Casa de la Tiá Leoncia

A los 9 años mis padres me compraron una Olivetti tras haber ahorrado las pagas semanales de varios meses que en mi mente infantil se hicieron interminables. A pesar de ello tenía la firme decisión de ser escritor, ya llevaba con esa idea desde el inicio de párvulos en el Colegio San Antonio de Lacoma. Me llevaron a «El 7», una tienda especializada en máquinas de escribir ubicada en la calle Bravo Murillo y ahí compramos una que todavía conservo. Mi primer cuento fueron unas escenas inconexas, la más importante mostraba a mi madre niña corriendo descalza por una calle del pueblo en un ambiente dramático, con la necesidad de la posguerra, de hambre y de miseria. Una escena que no explicaba nada pero que canalizaba mis temores infantiles de las historias, de las emociones que ya había escuchado.

En La Casa de la Tiá Leoncia aparece un cruce de calles que da acceso a una zona alta del pueblo, las eras, y baja directamente a la plaza, la misma calle por la que mi madre corría descalza en el primer cuento que recuerdo haber escrito. La luz del sol entra por la derecha e ilumina una pared de la casa, el barro con el que las pintan tiene una función antiséptica y eleva el color de la tierra en 2 plantas de vivienda.
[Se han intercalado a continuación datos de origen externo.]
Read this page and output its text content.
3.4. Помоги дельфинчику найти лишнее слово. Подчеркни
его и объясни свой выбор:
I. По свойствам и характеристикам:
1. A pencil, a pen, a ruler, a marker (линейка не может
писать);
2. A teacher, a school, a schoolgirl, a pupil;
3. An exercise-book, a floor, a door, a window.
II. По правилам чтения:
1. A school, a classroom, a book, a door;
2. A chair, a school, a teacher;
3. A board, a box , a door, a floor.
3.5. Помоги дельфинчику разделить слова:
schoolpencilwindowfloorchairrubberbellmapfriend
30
Las ventanas y puertas sin ningún plan para la simetría no ayuda en nada al transeúnte si desea pensar que todo en la naturaleza sigue una norma en busca de la belleza. El lugar conveniente de una ventana surge de la necesidad y la circunstancia. La casa de la derecha, más pequeña, muestra un espacio, una calle donde asoman las traseras de varias casas. En una de ellas vivió mi tío Ángel.

Del cuento me deshice cuando terminé Filología Inglesa, reacción del joven engreído recién titulado con el niño escritor. Este cuadro es el recuerdo de aquel cuento.